Aswin Bangun menegaskan bahwa perdagangan sisik trenggiling bukan tindak pidana biasa. Ini merupakan bagian integral dari kejahatan transnasional terorganisasi. Kejahatan ini secara spesifik menyasar spesimen satwa dilindungi asal Indonesia untuk diperdagangkan di pasar gelap internasional.
Penegakan Hukum dan Ancaman Pidana
Pengungkapan kasus perdagangan sisik trenggiling ini berawal dari upaya proaktif Kementerian Kehutanan. Patroli siber yang intensif dilakukan untuk memantau aktivitas mencurigakan di berbagai platform digital. Aktivitas ini kemudian mendorong dilakukannya investigasi intelijen lebih lanjut oleh tim khusus.

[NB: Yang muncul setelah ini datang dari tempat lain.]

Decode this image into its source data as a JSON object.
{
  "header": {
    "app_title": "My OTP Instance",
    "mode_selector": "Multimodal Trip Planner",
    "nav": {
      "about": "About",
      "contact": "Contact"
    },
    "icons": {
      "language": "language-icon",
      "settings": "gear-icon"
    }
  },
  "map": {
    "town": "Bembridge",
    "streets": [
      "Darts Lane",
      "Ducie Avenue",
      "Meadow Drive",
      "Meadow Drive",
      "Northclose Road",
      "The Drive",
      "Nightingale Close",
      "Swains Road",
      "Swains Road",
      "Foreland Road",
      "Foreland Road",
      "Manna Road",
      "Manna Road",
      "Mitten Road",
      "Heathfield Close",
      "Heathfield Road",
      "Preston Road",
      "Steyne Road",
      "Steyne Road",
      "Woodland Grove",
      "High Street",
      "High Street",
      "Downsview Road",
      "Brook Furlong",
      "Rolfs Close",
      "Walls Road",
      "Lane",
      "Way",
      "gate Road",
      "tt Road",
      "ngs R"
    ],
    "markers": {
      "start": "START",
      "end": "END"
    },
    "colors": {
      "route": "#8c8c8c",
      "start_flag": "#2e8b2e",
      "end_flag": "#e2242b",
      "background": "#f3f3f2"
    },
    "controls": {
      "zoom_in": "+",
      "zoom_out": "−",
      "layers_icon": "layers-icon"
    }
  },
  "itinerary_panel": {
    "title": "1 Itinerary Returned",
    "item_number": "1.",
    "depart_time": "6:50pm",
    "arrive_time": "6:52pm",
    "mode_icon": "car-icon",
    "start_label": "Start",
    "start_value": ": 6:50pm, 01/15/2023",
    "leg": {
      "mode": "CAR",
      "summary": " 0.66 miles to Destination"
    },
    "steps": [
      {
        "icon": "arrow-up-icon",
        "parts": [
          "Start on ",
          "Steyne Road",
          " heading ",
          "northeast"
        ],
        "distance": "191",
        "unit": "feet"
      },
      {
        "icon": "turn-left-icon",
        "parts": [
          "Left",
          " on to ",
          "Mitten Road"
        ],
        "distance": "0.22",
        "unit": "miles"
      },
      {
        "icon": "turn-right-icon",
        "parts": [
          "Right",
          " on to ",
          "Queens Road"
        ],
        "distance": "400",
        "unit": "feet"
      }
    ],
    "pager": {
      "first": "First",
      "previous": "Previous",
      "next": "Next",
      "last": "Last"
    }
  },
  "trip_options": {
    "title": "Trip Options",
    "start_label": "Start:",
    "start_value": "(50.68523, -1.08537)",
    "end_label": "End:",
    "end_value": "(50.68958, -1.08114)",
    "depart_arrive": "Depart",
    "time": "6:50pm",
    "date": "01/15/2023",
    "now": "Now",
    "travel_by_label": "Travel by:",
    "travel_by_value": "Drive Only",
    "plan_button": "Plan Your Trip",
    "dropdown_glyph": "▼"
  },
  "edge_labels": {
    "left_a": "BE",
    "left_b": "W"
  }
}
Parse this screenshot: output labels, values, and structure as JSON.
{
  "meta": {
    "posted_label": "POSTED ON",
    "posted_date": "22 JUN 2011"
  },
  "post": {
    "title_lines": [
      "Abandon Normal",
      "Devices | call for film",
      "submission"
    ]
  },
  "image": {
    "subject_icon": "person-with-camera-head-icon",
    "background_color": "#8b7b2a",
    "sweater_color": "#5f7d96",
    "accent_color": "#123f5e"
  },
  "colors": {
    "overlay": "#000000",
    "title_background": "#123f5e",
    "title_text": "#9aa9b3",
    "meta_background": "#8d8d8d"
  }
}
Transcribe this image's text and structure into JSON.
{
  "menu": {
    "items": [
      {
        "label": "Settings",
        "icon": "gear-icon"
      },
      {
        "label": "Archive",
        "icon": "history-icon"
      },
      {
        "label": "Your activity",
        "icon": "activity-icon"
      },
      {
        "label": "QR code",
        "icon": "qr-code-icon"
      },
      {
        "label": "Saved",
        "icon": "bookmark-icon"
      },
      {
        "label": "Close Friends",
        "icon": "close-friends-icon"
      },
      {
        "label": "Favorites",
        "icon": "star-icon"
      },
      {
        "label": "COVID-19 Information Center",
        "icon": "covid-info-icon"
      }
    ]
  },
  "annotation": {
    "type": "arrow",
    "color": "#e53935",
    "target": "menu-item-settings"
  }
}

Berdasarkan hasil investigasi tersebut, tim operasi dan penyidik berhasil mengamankan dua pelaku utama. Mereka juga berhasil mengungkap secara rinci struktur distribusi barang bukti ilegal tersebut. Upaya ini menunjukkan komitmen serius pemerintah dalam memberantas kejahatan terhadap satwa liar.
Tersangka PAI dijerat dengan pasal berlapis yang menunjukkan keseriusan tindak pidana ini. Pasal yang dikenakan adalah Pasal 40A ayat (1) huruf f Jo Pasal 21 ayat (2) huruf c Undang-Undang Nomor 32 Tahun 2024. Undang-Undang ini merupakan perubahan atas Undang-Undang Nomor 5 Tahun 1990 tentang Konservasi Sumber Daya Alam Hayati dan Ekosistemnya, serta Pasal 55 ayat (1) ke-1 KUHP.
Ancaman pidana yang menanti para pelaku perdagangan sisik trenggiling sangat berat. Mereka dapat menghadapi hukuman penjara hingga 15 tahun. Selain itu, denda yang dikenakan juga tidak main-main, mencapai Rp5 miliar. Hal ini diharapkan memberikan efek jera bagi pihak-pihak yang terlibat dalam kejahatan satwa dilindungi.